And so it is now time to apply what we have learned so far, or at least some of it. For this activity we will be using an image of scattered punched paper, shown in figure 1, which we will treat like cells. The objective is to be able to estimate the area of a single cell (one punched paper)

Figure 1. Image to be processed

Part of the activity is to be able to design the program such that it will process one sub-image at a time in a loop. This could easily be done using for loop and naming each subimage properly (i.e.: name1.jpg, name2.jpg, name3.jpg, …). So we divide the image first into twelve 256X256 subimages as shown in figure 2.

Figure 2. Original image cropped into twelve 256x256 images

We then binarized the images and perform opening and closing operations to clean them up and separate as much cells from one another as possible. The results are shown in figure 3. (Review: to open means to erode then dilate an image while to close means to dilate then erode an image)

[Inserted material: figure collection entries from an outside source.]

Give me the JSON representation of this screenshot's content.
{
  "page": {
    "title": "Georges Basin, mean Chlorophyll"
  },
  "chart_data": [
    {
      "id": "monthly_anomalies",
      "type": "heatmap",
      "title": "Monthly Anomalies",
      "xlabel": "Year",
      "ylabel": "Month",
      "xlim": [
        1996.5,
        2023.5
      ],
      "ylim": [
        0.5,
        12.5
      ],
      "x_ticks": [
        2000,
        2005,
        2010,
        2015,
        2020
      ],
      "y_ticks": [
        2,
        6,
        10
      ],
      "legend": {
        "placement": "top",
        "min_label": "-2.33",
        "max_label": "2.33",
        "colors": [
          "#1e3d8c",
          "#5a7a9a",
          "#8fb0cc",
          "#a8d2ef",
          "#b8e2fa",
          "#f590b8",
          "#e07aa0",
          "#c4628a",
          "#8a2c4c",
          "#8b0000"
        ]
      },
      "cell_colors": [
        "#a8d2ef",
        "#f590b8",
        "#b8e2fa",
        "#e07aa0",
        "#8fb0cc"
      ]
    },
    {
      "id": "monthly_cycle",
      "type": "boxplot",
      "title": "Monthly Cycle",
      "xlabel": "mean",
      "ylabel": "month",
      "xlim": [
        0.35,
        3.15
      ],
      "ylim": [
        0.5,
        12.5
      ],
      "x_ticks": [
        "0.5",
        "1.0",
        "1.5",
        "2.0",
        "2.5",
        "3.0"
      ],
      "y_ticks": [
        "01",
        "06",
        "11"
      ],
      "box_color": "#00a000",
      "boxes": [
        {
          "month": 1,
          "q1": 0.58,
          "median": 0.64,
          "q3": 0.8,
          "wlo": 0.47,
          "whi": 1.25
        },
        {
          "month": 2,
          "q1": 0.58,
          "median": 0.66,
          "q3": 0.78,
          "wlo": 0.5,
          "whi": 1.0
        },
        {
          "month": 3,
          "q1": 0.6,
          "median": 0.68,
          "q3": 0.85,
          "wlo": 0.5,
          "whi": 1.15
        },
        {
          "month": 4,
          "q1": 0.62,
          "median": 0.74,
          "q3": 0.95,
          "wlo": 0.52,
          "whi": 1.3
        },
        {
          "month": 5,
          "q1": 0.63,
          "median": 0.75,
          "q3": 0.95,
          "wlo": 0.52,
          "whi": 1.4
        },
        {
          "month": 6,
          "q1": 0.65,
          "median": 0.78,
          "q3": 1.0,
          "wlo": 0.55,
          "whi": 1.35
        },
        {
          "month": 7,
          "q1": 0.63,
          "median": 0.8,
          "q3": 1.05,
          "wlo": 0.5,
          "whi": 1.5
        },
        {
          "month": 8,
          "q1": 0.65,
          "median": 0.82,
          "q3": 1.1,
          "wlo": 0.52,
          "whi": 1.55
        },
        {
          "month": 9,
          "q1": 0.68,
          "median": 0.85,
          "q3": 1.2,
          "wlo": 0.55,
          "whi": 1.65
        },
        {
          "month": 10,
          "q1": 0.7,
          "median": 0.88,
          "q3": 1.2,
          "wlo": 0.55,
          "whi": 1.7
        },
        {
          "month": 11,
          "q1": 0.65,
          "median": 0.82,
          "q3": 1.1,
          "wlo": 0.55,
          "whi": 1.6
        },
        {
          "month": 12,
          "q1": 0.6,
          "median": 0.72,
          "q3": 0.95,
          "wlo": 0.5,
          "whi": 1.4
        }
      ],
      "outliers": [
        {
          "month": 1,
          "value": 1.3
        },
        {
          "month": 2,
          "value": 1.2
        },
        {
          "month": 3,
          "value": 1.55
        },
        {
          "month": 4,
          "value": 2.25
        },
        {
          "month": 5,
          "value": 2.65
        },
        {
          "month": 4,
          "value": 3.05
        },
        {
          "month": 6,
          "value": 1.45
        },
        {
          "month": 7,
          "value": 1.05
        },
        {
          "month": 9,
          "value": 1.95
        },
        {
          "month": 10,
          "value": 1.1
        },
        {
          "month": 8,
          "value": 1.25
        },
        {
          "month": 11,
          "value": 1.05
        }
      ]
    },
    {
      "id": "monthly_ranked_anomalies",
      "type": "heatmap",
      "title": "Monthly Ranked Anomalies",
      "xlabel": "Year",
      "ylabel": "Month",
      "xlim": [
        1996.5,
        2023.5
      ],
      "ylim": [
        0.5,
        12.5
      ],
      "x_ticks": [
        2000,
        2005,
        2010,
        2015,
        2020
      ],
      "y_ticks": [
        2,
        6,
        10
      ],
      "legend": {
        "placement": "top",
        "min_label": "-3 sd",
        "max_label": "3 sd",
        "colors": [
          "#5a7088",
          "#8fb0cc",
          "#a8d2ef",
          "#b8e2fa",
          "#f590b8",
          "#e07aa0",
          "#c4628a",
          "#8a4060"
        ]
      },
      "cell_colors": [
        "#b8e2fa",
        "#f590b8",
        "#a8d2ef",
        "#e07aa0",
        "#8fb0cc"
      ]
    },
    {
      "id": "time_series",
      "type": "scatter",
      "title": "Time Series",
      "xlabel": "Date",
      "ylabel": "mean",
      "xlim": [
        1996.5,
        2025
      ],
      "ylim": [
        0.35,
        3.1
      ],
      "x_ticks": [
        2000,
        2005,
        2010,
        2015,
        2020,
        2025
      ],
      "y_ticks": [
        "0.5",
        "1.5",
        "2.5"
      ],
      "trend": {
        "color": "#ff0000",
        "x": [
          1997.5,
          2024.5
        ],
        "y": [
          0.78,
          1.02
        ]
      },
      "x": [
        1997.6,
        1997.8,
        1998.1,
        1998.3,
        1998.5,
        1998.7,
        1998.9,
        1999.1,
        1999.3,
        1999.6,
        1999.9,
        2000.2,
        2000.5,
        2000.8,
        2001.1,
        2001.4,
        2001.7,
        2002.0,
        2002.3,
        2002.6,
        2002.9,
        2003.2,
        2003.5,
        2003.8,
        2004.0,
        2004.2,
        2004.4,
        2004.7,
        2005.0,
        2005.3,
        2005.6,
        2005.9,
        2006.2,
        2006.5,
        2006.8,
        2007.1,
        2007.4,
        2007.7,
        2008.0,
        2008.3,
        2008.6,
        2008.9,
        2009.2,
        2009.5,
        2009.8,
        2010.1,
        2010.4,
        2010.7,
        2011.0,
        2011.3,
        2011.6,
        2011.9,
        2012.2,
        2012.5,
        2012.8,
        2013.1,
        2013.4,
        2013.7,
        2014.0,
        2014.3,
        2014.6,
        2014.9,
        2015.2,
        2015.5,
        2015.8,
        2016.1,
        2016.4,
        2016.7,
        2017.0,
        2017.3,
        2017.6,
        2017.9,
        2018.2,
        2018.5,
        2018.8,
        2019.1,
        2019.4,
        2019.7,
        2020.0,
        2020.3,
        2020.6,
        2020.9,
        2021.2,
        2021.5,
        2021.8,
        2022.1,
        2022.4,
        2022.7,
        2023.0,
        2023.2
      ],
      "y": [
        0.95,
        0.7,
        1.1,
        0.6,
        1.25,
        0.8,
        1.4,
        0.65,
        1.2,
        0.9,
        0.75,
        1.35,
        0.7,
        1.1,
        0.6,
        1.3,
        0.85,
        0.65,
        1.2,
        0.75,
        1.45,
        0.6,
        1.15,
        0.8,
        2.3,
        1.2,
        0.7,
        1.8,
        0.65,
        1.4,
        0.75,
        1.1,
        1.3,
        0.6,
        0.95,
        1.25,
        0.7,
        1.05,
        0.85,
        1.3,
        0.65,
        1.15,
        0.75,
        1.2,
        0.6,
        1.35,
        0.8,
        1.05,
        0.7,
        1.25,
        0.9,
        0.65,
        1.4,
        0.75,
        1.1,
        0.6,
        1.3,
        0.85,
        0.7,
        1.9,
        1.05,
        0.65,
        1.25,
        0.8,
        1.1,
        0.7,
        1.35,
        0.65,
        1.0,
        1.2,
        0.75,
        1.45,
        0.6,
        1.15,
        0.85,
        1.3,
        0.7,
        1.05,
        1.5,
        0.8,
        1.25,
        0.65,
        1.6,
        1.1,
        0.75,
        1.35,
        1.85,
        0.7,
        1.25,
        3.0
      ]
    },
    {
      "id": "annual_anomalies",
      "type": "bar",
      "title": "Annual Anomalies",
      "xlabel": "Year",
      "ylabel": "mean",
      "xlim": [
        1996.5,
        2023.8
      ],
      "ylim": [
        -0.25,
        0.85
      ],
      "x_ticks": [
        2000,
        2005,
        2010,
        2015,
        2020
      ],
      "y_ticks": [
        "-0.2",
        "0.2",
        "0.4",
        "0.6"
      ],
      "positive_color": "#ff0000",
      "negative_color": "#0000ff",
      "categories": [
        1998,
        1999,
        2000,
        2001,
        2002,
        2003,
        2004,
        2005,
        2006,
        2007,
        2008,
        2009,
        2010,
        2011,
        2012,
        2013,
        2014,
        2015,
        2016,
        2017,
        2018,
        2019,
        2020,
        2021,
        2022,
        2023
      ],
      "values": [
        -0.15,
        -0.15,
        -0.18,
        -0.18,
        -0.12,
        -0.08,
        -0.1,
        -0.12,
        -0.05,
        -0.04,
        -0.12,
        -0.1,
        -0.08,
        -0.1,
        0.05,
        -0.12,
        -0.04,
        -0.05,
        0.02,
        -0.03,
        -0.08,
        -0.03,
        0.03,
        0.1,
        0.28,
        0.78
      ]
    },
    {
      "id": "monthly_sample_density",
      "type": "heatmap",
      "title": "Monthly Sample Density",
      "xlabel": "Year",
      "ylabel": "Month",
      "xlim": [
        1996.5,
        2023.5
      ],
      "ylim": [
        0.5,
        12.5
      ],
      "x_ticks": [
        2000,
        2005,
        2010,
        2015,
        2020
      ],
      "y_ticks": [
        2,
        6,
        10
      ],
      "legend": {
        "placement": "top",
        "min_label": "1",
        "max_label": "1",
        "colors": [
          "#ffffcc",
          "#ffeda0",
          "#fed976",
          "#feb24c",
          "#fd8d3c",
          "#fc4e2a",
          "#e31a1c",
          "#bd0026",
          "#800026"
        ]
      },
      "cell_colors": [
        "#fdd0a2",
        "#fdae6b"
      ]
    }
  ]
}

Binarized images after closing and opening

The command ‘bwlabel’ was used to label each blob on the image. By analyzing the histogram of the area of each blob, one will have an idea on the range of area measurements that are possibly single cell. Using this range, we can filter the region(s) of interest. By averaging the areas of these ROI’s we can have our best estimate for the area of a cell which was found to be 514 pixels. For reference, I cropped an image of a single cell and computed for its area which is 500 pixels. My approach obtained an error of 2.8%.